"Back-to-school traditions are a family tradition, and any ritual is a shared experience which strengthens families because they give everyone a sense of belonging," says Shelly Hummel, a licensed marriage and family therapist at Align Counseling in Wake Forest.
Hummel says traditions are important to have throughout the year, and back-to-school time is a great milestone to celebrate the same way each year. A tradition also can help relieve stress for children. "If they have any anxiety about the new school year, having a tradition that they can count on will help relieve the anxiety," she says.
Another benefit to making the new school year special is that it communicates to your kids the importance of education. "I think by having a routine each year, that it makes it a special day and lets her know how important school is to our family," says Chavone Robinette, a mom of a rising third-grader in Cornelius.
Starting family traditions
Traditions can either evolve over time or be something you specifically determine to be a tradition. Carmen White of Whitsett wanted to initiate school traditions with her son that will continue throughout the years. Because the idea of sending her son off to kindergarten this year makes her sad, her son came up with the idea of starting annual traditions to ease the transitions.
"While he is excited about starting school this year because it is his first time, I hope that in the future when he is not as excited about school that knowing we will do fun things for back-to-school will help," White says. She asked her son what traditions he wanted because she felt the traditions would be more meaningful to him if he helped start them.
Some parents also continue family traditions from their childhood. Robinette says when she was growing up, her mom took a picture of her sitting on the front porch of their house on the first day of school.
"I have a picture of me sitting on the front porch before school, and I remember how special it felt," Robinette says. She takes a photo of her daughter each year in the same spot every year and plans to continue this tradition because she wants her daughter to feel as special as she did.
Marking the passage of time
Another way to keep memories of a new academic year's start is to videotape a conversation with your child on the first day of school every year. Not only will you be able to see the physical changes in your child as she grows up, but asking the same questions also charts other changes. You'll remember that Diane was her best friend in third grade, and her favorite outfit included the green skirt with the watermelon on it.
Jacque Kipps, Wake Forest mom of three, charts her children's height on the doorway to see how tall they have grown since the previous fall. The tradition started because her oldest son liked having his height marked at his grandparents' when they visited in Kentucky and wanted to have it recorded at home.
"Now, on the first day of school each year, we measure their height and measure the difference since last year," Kipps says. You could also record your child's handprint at the beginning of each school year on a plate, stepping stone or paper to highlight growth each year.
Since many families buy clothes and school supplies for a new academic year, creating traditions surrounding back-to-school shopping is a natural ritual. Parents with multiple kids can take each child shopping separately to spend time together and also enjoy a special lunch or treat with each child.

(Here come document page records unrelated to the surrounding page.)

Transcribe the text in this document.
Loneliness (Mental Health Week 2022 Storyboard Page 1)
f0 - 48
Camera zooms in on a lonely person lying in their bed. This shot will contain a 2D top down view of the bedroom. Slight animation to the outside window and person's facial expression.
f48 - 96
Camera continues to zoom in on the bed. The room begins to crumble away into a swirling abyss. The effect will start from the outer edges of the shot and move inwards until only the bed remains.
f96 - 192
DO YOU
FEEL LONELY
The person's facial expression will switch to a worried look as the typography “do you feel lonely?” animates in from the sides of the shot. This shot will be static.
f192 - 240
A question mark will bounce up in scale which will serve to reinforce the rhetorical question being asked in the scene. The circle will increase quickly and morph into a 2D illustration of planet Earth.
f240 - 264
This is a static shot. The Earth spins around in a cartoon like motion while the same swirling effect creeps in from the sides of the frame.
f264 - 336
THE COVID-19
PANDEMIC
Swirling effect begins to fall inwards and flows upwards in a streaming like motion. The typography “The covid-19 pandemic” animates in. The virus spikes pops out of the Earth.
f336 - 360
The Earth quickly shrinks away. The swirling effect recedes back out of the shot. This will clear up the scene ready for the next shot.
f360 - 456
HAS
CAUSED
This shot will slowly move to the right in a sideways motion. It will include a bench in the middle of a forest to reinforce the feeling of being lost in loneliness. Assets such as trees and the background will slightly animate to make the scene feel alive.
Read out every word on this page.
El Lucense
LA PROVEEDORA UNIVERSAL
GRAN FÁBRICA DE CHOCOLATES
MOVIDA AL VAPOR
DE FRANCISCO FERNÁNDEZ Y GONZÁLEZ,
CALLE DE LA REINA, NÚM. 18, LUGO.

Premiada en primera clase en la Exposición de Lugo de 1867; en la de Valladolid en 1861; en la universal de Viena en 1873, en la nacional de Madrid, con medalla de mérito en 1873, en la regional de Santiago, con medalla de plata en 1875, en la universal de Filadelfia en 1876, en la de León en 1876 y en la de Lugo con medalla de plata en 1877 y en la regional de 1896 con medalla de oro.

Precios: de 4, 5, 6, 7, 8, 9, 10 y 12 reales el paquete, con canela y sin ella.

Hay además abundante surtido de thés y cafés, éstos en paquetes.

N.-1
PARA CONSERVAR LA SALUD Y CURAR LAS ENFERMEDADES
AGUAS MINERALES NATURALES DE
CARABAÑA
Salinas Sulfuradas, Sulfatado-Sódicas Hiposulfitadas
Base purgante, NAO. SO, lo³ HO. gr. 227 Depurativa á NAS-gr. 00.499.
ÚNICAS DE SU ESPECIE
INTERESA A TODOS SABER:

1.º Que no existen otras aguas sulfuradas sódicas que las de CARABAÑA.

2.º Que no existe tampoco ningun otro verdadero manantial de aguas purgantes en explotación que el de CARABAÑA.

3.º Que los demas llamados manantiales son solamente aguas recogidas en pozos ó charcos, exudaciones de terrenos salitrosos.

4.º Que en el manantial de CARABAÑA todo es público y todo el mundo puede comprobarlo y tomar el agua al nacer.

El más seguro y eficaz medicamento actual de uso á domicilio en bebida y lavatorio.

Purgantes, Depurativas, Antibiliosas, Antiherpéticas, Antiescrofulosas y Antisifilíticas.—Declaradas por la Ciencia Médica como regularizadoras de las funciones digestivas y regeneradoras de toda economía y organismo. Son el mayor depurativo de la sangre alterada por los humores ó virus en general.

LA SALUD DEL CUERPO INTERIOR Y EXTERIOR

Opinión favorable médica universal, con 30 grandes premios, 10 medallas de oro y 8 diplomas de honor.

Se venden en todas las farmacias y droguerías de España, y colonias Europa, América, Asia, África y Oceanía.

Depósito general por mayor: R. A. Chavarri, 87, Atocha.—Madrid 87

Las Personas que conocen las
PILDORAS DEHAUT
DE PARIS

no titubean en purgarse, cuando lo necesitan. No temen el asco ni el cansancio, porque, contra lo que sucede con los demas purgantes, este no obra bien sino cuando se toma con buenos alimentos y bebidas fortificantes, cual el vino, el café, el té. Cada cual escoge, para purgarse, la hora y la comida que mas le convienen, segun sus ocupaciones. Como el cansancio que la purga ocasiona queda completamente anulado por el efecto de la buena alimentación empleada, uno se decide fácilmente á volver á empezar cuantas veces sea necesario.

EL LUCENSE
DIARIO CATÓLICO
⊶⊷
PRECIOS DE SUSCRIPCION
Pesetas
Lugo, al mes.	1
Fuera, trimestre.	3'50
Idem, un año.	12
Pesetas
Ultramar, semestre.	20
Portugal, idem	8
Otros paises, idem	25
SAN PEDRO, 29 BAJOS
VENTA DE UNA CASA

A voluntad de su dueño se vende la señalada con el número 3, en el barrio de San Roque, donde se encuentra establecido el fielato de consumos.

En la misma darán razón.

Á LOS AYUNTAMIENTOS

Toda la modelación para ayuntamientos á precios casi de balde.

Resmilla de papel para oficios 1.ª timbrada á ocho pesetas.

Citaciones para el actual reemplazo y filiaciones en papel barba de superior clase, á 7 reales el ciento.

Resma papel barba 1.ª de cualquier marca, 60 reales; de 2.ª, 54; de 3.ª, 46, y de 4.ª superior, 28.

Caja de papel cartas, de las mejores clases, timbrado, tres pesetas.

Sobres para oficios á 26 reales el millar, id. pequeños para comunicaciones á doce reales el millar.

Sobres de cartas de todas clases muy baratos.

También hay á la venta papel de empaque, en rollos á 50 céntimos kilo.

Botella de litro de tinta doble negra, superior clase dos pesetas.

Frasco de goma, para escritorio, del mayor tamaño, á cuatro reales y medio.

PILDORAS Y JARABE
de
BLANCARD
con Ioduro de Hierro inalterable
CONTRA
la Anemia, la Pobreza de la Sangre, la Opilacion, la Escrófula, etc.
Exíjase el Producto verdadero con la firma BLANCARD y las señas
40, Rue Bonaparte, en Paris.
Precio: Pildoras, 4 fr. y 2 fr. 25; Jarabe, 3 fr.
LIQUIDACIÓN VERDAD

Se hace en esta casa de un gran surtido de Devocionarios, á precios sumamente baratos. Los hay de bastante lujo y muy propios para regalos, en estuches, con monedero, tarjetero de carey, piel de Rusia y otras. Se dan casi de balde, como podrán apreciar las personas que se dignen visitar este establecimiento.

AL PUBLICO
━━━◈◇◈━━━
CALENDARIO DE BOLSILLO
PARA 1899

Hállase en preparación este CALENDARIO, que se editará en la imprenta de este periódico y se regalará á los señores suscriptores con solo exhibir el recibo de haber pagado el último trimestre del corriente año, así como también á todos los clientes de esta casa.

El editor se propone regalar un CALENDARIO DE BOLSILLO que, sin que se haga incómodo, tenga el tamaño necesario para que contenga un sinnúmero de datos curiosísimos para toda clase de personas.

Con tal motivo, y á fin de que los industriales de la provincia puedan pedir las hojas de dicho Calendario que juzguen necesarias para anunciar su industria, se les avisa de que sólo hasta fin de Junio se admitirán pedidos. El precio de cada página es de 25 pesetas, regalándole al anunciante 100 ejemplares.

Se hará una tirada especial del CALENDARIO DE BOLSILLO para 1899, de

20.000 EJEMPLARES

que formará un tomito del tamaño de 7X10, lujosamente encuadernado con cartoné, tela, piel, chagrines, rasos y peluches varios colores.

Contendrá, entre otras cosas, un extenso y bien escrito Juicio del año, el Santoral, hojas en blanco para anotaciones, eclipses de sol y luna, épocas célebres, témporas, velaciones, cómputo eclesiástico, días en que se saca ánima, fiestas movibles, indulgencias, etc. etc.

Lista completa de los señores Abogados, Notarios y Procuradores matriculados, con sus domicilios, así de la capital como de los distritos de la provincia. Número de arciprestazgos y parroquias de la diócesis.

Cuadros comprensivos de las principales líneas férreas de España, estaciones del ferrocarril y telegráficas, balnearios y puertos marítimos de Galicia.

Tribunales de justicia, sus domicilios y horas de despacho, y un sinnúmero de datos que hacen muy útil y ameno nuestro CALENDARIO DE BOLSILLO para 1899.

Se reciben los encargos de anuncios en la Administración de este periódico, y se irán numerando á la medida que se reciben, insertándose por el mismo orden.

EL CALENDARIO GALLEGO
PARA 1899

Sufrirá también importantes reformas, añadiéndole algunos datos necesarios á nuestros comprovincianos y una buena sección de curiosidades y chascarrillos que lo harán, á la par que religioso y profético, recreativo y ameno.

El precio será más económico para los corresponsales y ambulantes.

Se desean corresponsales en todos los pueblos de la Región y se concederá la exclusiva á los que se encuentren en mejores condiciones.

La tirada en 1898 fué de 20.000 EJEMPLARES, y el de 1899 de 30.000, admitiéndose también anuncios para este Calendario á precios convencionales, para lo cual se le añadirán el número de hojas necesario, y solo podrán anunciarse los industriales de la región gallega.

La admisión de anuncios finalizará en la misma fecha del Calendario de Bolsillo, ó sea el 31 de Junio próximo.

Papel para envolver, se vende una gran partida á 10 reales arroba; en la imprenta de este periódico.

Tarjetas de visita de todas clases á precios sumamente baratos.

Another tradition that hails from Europe is to give your kids a special gift that includes school supplies and other goodies before they head to school. You could include special supplies for homework, something to wear the first day, or even personalized coupons for things they will appreciate such as staying up late on a weekend, getting out of a dreaded chore or special time with mom or dad.
Planning a get-together
Stacy Adkins of Graham helps her second-grade daughter celebrate the start of another school year by having a pirate-themed party for her new classmates, classmates from previous grades and any other friends. Since her daughter is in year-round school, she throws the party in July to coincide with the start of her track and distributes invitations at the meet-the-teacher night before school.
"It helps my daughter because she starts the new year by knowing many of her classmates, and it also helps break the ice for us to get to know her friends' parents," Adkins says.
Sharing a special meal or snack
A simple way to mark the day is to share the same meal or treat on the first day of school each year. Robinette says her family always starts the first day of school by cooking bacon together for breakfast. White plans to take her son to his favorite pancake restaurant before school to spend time together before the first bell.
A small celebration with cupcakes or other small treats after school with friends at the bus stop or at home also makes the day special. Teri Woods of Raleigh enjoys ice cream after school with her daughter, who will enter fourth grade this year.
"Ice cream on the first day of school is our fun tradition to celebrate a new year of learning," Woods says. "I believe it is important for my daughter to know I believe she will have an awesome year."
Jennifer Gregory is a Triangle-based writer and mother of two kids and three dogs.